Setting a cop show in the ‘80s also presents challenges in that there was a certain lack of technology then that exists today. “Yeah, no one has a cellphone and computers weren’t really being used yet,” says Baigelman, but, he adds that the lack of tech is one of the reasons he was drawn to this time period. “This was a time when cops had to do real hard, ‘on-the-street,’ police work, unaided by all of the things that we have today like smartphones and databases and things like that. In fact, there’s a scene where a cop has to use a pay phone and it’s a rotary phone and it just seems to take so long for him to dial that phone.” Baigelman laughs a little as he says, “That felt pretty tense right there.”

Admitting that there have been a lot of serial killer shows recently, Baigelman remarks, “I came into this thinking very clearly that I didn’t want it to be ‘ who dunnit,’ but a ‘why dunnit.’ Clarifying this he says, “We’re following a lot of different sides of this world.  We’re inside the killers’ lives as much as in the cops and reporters lives because I wanted to look at what makes people alike more than what makes them different. I had a real desire to create a couple that are an unusual team but show them as humanly as possible. This idea that people are monsters because of what they do is not something I adhere to. It makes us feel comfortable with ourselves when we think they’re monsters and we’re not. But, what you’re seeing here is Kent and Betty falling in love, looking for connection and trying to build a family and that’s something that’s not unique at all. Everyone one wants connections like that.”
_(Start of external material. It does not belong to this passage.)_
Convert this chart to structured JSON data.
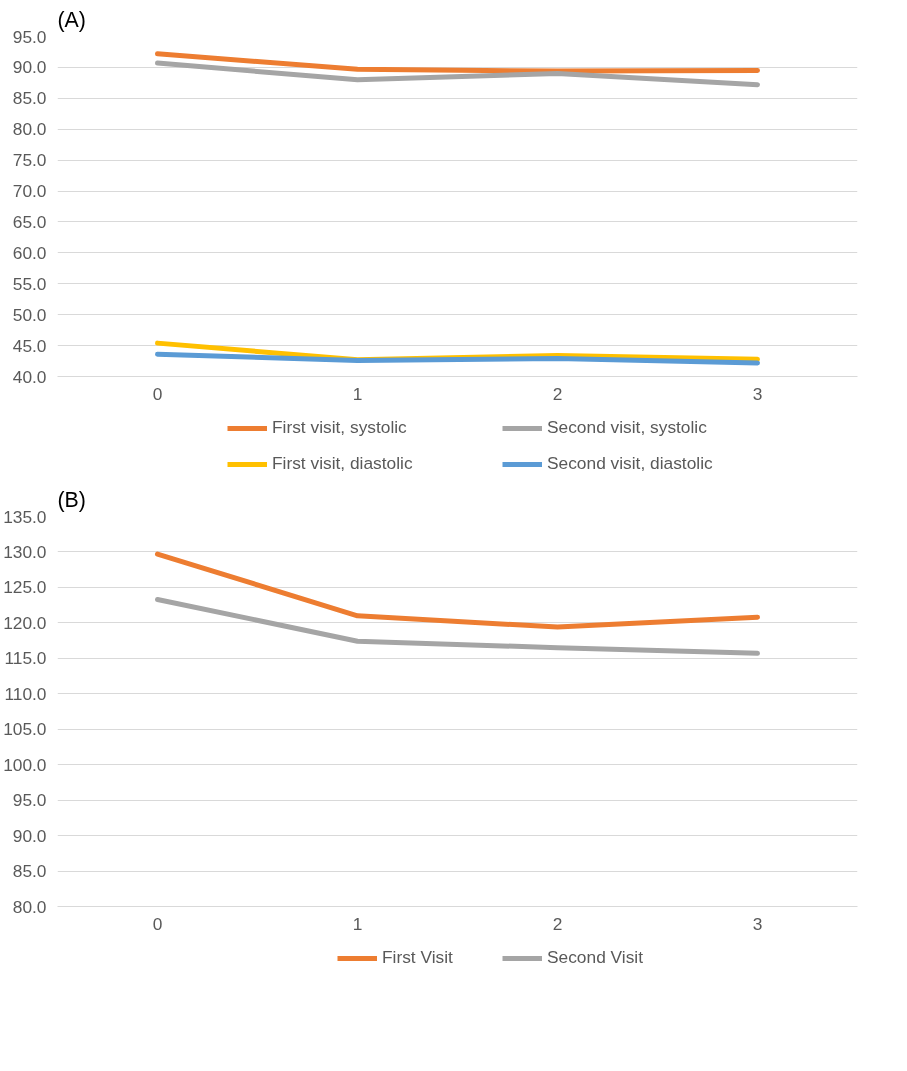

Balancing the beats of each storyline was an interesting task admits Baigelman. “There are a lot of characters and a lot of story but it all really revolves around Kent. He’s the one stepping into the spotlight and drawing everyone into his web. Given that, we worked really hard to have the stories intertwine in very surprising, yet logical, ways.”

Baigelman knows that his series is yet another debuting at a time when TV is extremely crowded, to which he says, “Any words I would use to get people to watch –  like sexy, rock ‘n’ roll, a world with something we haven’t seen before – are all probably words or catchphrases that anyone would use, but I do think we’re different from anything on network TV in that I we have some characters that I don’t are think are familiar in storytelling. I created the show and I watch some of our episodes and in strange moments I forget that I’m watching a pair of serial killers. I feel like I’m watching people that I know. Their desires and trials and tribulations remind me of my own, and of people that I know. So, I’m thinking that people should tune in for the sex, drugs, rock ‘n’ roll, and the party of it all, but I then I have a feeling that you’ll stay with this because of the people you’ll see on-screen. They’re not really like anyone you’ve seen before and you’ll be amazed and intrigued when you really think about how you feel about them.”

Wicked City airs Tuesdays at 10pm on ABC.